Психологическая сущность религии, по его твердому убеждению, имеет основание в природе человека, но не в познавательно-теоретической сфере этой природы, а в эмоционально-практической сфере. Поэтому все суждения религии не должны подводиться под рубрику «знание», к чему стремились деисты, а могут быть подведены лишь под рубрику «вера». В этой замене религиозного «знания» религиозной «верой» Юм повторяет позицию своих предшественников – Фрэнсиса Бэкона и Томаса Гоббса – и противопоставляет её позиции Джона Локка и деистов.
Что касается исторической религии, т. е. современного ему церковного христианства, в котором он вряд ли считал необходимым различать католиков, англикан и кальвинистов, то его отношение к ней было скептически-безразличным. Однако Юм никогда в своих письменных текстах, относившихся к теме исторической религии, не выражал атеистических убеждений. Только скептицизм[161]
.И заключительным выводом его рассуждений о сущности и истории естественной (= исторической) религии был тот же вывод, которым он заканчивал свой анализ деизма, – необходимость суждения естественной религии квалифицировать в качестве суждений «веры», но не в качестве суждений «знания». То, что недоступно внешнему опыту, т. е. восприятию через органы внешних чувств, не может быть знанием, но может быть только верой.
Ничего подчёркнуто пренебрежительного в такой квалификации суждений исторической религии нет. Стоит вспомнить, что под категорию «веры» Юм подводил не только суждения исторической религии, но и суждения деизма и, даже, суждения естественной науки.
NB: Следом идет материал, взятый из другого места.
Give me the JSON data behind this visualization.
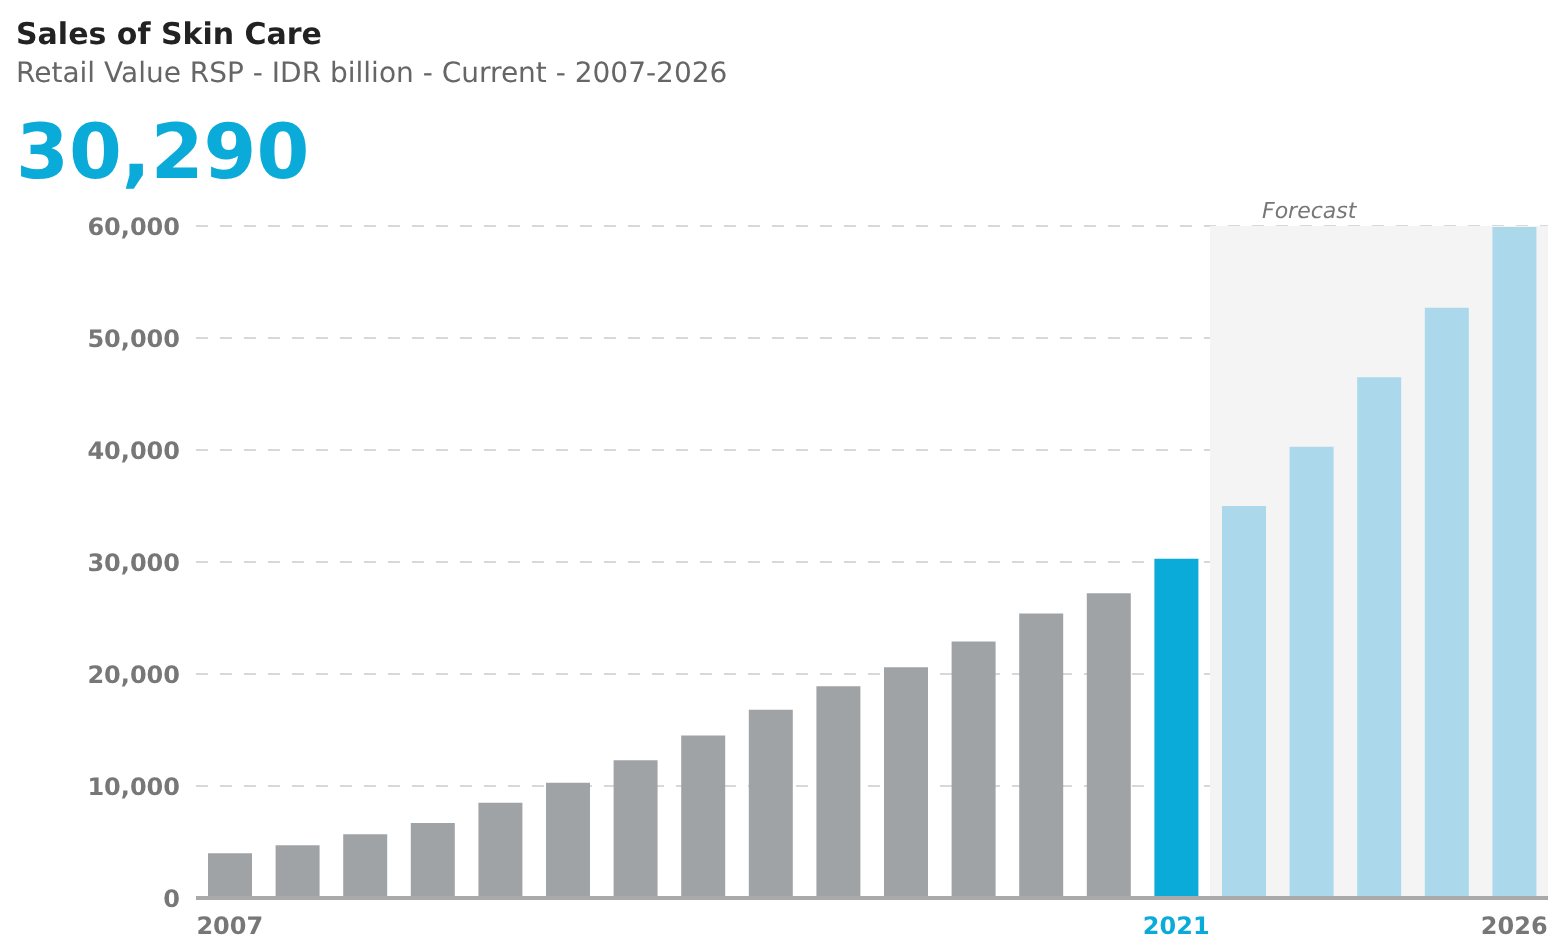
{
  "chart_data": {
    "type": "bar",
    "title": "Sales of Skin Care",
    "subtitle": "Retail Value RSP - IDR billion - Current - 2007-2026",
    "annotations": [
      "30,290"
    ],
    "x": [
      2007,
      2008,
      2009,
      2010,
      2011,
      2012,
      2013,
      2014,
      2015,
      2016,
      2017,
      2018,
      2019,
      2020,
      2021,
      2022,
      2023,
      2024,
      2025,
      2026
    ],
    "values": [
      4000,
      4700,
      5700,
      6700,
      8500,
      10300,
      12300,
      14500,
      16800,
      18900,
      20600,
      22900,
      25400,
      27200,
      30290,
      35000,
      40300,
      46500,
      52700,
      59900
    ],
    "colors": [
      "#a0a3a6",
      "#a0a3a6",
      "#a0a3a6",
      "#a0a3a6",
      "#a0a3a6",
      "#a0a3a6",
      "#a0a3a6",
      "#a0a3a6",
      "#a0a3a6",
      "#a0a3a6",
      "#a0a3a6",
      "#a0a3a6",
      "#a0a3a6",
      "#a0a3a6",
      "#0aabd9",
      "#acd8ec",
      "#acd8ec",
      "#acd8ec",
      "#acd8ec",
      "#acd8ec"
    ],
    "xlim": [
      2006.5,
      2026.5
    ],
    "xticks": [
      2007,
      2021,
      2026
    ],
    "ylim": [
      0,
      60000
    ],
    "yticks": [
      0,
      {
        "value": 10000,
        "label": "10,000"
      },
      {
        "value": 20000,
        "label": "20,000"
      },
      {
        "value": 30000,
        "label": "30,000"
      },
      {
        "value": 40000,
        "label": "40,000"
      },
      {
        "value": 50000,
        "label": "50,000"
      },
      {
        "value": 60000,
        "label": "60,000"
      }
    ],
    "bands": [
      {
        "axis": "x",
        "from": 2021.5,
        "to": 2026.5,
        "label": "Forecast",
        "color": "#f4f4f4"
      }
    ],
    "grid": "y"
  }
}
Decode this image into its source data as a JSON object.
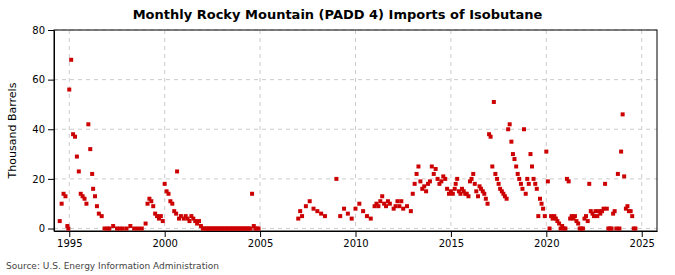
{
  "chart_data": {
    "type": "scatter",
    "title": "Monthly Rocky Mountain (PADD 4) Imports of Isobutane",
    "ylabel": "Thousand Barrels",
    "source": "Source: U.S. Energy Information Administration",
    "color": "#cc0000",
    "marker": "square",
    "grid": true,
    "xlim": [
      1994.2,
      2025.8
    ],
    "ylim": [
      -1,
      80
    ],
    "xticks": [
      1995,
      2000,
      2005,
      2010,
      2015,
      2020,
      2025
    ],
    "yticks": [
      0,
      20,
      40,
      60,
      80
    ],
    "x": [
      1994.5,
      1994.6,
      1994.7,
      1994.8,
      1994.9,
      1994.95,
      1995.0,
      1995.1,
      1995.2,
      1995.3,
      1995.4,
      1995.5,
      1995.6,
      1995.7,
      1995.8,
      1995.9,
      1996.0,
      1996.1,
      1996.2,
      1996.25,
      1996.35,
      1996.45,
      1996.55,
      1996.7,
      1996.85,
      1997.0,
      1997.1,
      1997.3,
      1997.5,
      1997.65,
      1997.8,
      1998.0,
      1998.2,
      1998.4,
      1998.6,
      1998.8,
      1999.0,
      1999.1,
      1999.2,
      1999.3,
      1999.4,
      1999.5,
      1999.6,
      1999.7,
      1999.8,
      1999.9,
      2000.0,
      2000.1,
      2000.2,
      2000.3,
      2000.4,
      2000.5,
      2000.6,
      2000.65,
      2000.75,
      2000.85,
      2001.0,
      2001.1,
      2001.2,
      2001.3,
      2001.4,
      2001.5,
      2001.6,
      2001.7,
      2001.8,
      2001.9,
      2002.0,
      2002.08,
      2002.17,
      2002.25,
      2002.33,
      2002.42,
      2002.5,
      2002.58,
      2002.67,
      2002.75,
      2002.83,
      2002.92,
      2003.0,
      2003.08,
      2003.17,
      2003.25,
      2003.33,
      2003.42,
      2003.5,
      2003.58,
      2003.67,
      2003.75,
      2003.83,
      2003.92,
      2004.0,
      2004.08,
      2004.17,
      2004.25,
      2004.33,
      2004.42,
      2004.5,
      2004.58,
      2004.67,
      2004.75,
      2004.83,
      2004.92,
      2007.0,
      2007.1,
      2007.2,
      2007.4,
      2007.6,
      2007.8,
      2008.0,
      2008.2,
      2008.4,
      2009.0,
      2009.2,
      2009.4,
      2009.6,
      2009.8,
      2010.0,
      2010.2,
      2010.4,
      2010.6,
      2010.8,
      2011.0,
      2011.1,
      2011.2,
      2011.3,
      2011.4,
      2011.5,
      2011.6,
      2011.7,
      2011.8,
      2012.0,
      2012.1,
      2012.2,
      2012.3,
      2012.4,
      2012.5,
      2012.7,
      2012.9,
      2013.0,
      2013.1,
      2013.2,
      2013.3,
      2013.4,
      2013.5,
      2013.6,
      2013.7,
      2013.8,
      2013.9,
      2014.0,
      2014.1,
      2014.2,
      2014.3,
      2014.4,
      2014.5,
      2014.6,
      2014.7,
      2014.8,
      2014.9,
      2015.0,
      2015.1,
      2015.2,
      2015.25,
      2015.33,
      2015.42,
      2015.5,
      2015.58,
      2015.67,
      2015.75,
      2015.83,
      2015.92,
      2016.0,
      2016.08,
      2016.17,
      2016.25,
      2016.33,
      2016.42,
      2016.5,
      2016.58,
      2016.67,
      2016.75,
      2016.83,
      2016.92,
      2017.0,
      2017.08,
      2017.17,
      2017.25,
      2017.33,
      2017.42,
      2017.5,
      2017.58,
      2017.67,
      2017.75,
      2017.83,
      2017.92,
      2018.0,
      2018.08,
      2018.17,
      2018.25,
      2018.33,
      2018.42,
      2018.5,
      2018.58,
      2018.67,
      2018.75,
      2018.83,
      2018.92,
      2019.0,
      2019.08,
      2019.17,
      2019.25,
      2019.33,
      2019.42,
      2019.5,
      2019.58,
      2019.67,
      2019.75,
      2019.83,
      2019.92,
      2020.0,
      2020.08,
      2020.17,
      2020.25,
      2020.33,
      2020.42,
      2020.5,
      2020.58,
      2020.67,
      2020.75,
      2020.83,
      2020.92,
      2021.0,
      2021.08,
      2021.17,
      2021.25,
      2021.33,
      2021.42,
      2021.5,
      2021.58,
      2021.67,
      2021.75,
      2021.83,
      2021.92,
      2022.0,
      2022.08,
      2022.17,
      2022.25,
      2022.33,
      2022.42,
      2022.5,
      2022.58,
      2022.67,
      2022.75,
      2022.83,
      2022.92,
      2023.0,
      2023.08,
      2023.17,
      2023.25,
      2023.33,
      2023.42,
      2023.5,
      2023.58,
      2023.67,
      2023.75,
      2023.83,
      2023.92,
      2024.0,
      2024.08,
      2024.17,
      2024.25,
      2024.33,
      2024.42,
      2024.5,
      2024.58,
      2024.67
    ],
    "values": [
      3,
      10,
      14,
      13,
      1,
      0,
      56,
      68,
      38,
      37,
      29,
      23,
      14,
      13,
      12,
      10,
      42,
      32,
      22,
      16,
      13,
      9,
      6,
      5,
      0,
      0,
      0,
      1,
      0,
      0,
      0,
      0,
      1,
      0,
      0,
      0,
      2,
      10,
      12,
      11,
      9,
      6,
      5,
      4,
      5,
      3,
      18,
      15,
      14,
      11,
      10,
      7,
      6,
      23,
      4,
      5,
      4,
      5,
      4,
      3,
      5,
      4,
      3,
      2,
      3,
      1,
      0,
      0,
      0,
      0,
      0,
      0,
      0,
      0,
      0,
      0,
      0,
      0,
      0,
      0,
      0,
      0,
      0,
      0,
      0,
      0,
      0,
      0,
      0,
      0,
      0,
      0,
      0,
      0,
      0,
      0,
      0,
      14,
      1,
      0,
      0,
      0,
      4,
      7,
      5,
      9,
      11,
      8,
      7,
      6,
      5,
      20,
      5,
      8,
      6,
      4,
      8,
      10,
      7,
      5,
      4,
      9,
      10,
      9,
      11,
      13,
      10,
      9,
      11,
      10,
      8,
      9,
      11,
      9,
      11,
      8,
      9,
      7,
      14,
      18,
      22,
      25,
      19,
      16,
      17,
      15,
      18,
      19,
      25,
      22,
      24,
      20,
      18,
      19,
      21,
      20,
      16,
      14,
      15,
      14,
      16,
      18,
      20,
      15,
      14,
      16,
      15,
      14,
      14,
      13,
      19,
      20,
      22,
      18,
      15,
      13,
      17,
      16,
      15,
      14,
      12,
      10,
      38,
      37,
      25,
      51,
      22,
      20,
      18,
      16,
      15,
      14,
      13,
      12,
      40,
      42,
      35,
      30,
      28,
      25,
      22,
      20,
      18,
      16,
      40,
      14,
      20,
      18,
      30,
      25,
      20,
      18,
      16,
      5,
      12,
      10,
      8,
      5,
      31,
      19,
      0,
      5,
      4,
      5,
      4,
      3,
      2,
      0,
      1,
      0,
      0,
      20,
      19,
      4,
      5,
      4,
      5,
      3,
      2,
      0,
      0,
      0,
      4,
      5,
      3,
      18,
      7,
      6,
      5,
      7,
      5,
      7,
      6,
      7,
      8,
      18,
      8,
      0,
      0,
      0,
      6,
      7,
      0,
      22,
      0,
      31,
      46,
      21,
      8,
      9,
      7,
      7,
      5,
      0,
      0
    ]
  }
}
Последовательный скептицизм Юма, проведённый им в теоретической части своей философии, привёл к тому, что в практической части философии, этике, теоретический (= познавательный) элемент был оттеснён на задний план, а ведущее положение в нравственной сфере было отдано эмоционально-волевому началу. Здесь уместно вспомнить, что античная классическая (= рациональная) философия в лице Сократа считала, что этические нормы определяются теоретическими истинами, доставляемыми рациональной философией. Но эмпирик Юм думал иначе.
Он считал, что исходным элементом, определяющим, в конечном счете, всё поведение человека, являются чувства удовольствия и неудовольствия, которые отождествляются с обычным пониманием, соответственно, добра и зла. Чувство удовольствия и чувство неудовольствия, естественно, дифференцируются в различные степени, что со временем приводит к возникновению сложных иерархических систем проявления добра и зла.
Склонность человека к удовольствию и, следовательно, к добру и отвращение от неудовольствия и, следовательно, от зла принимает устойчивый характер под воздействием ещё одного чувства, которое является модификацией чувства удовольствия, а именно – чувства необходимости и потребности общения с другими людьми[162]
.Понимание сущности этики, представленное Юмом, есть повторение понимания сущности этики, впервые возникшего среди афинских софистов V века до Р. Х. и в истории философии связанное с именами Аристиппа (435–355) и Антисфена (444–368). Оба эти мыслителя считали, что смысл человеческого поведения состоит в практическом достижении счастья, а счастье есть преобладание удовольствий в наличных душевных переживаниях индивида. Аристипп считал, что удовольствие есть физиологическое наслаждение и, следовательно, счастье есть накопление наслаждений. Такая теория получила впоследствии название «гедонизм». Антисфен считал, что удовольствие есть отсутствие неудовольствий (= страданий) и, следовательно, счастье есть состояние душевного спокойствия, которое и есть косвенное свидетельство наличия счастья в жизни индивида. Такая теория впоследствии получила название «эвдемонизм». «Гедонизм» в силу своего вздорного характера никогда философски всерьёз не воспринимался. Но «эвдемонизм» закрепился, впоследствии был подтверждён и поддержан Эпикуром (341–270), в Возрождение был возобновлен в секулярной части западноевропейского общества, а в Новое время даже возникла его модификация в виде «утилитаризма» Иеремии Бентама (1748–1832).
Такое понимание сущности этики к собственно этике не имеет отношения. Ведь общеизвестно, что собственно этика может мыслиться только как нормативная этика. Это значит, что в основу норм поведения может быть положена исключительно только категория «долга» и ничто другое. Этика может быть только «этикой долга», иначе этика просто обессмысливается и становится непригодной для практического достижения своей основной цели – регулирования социального поведения индивидов.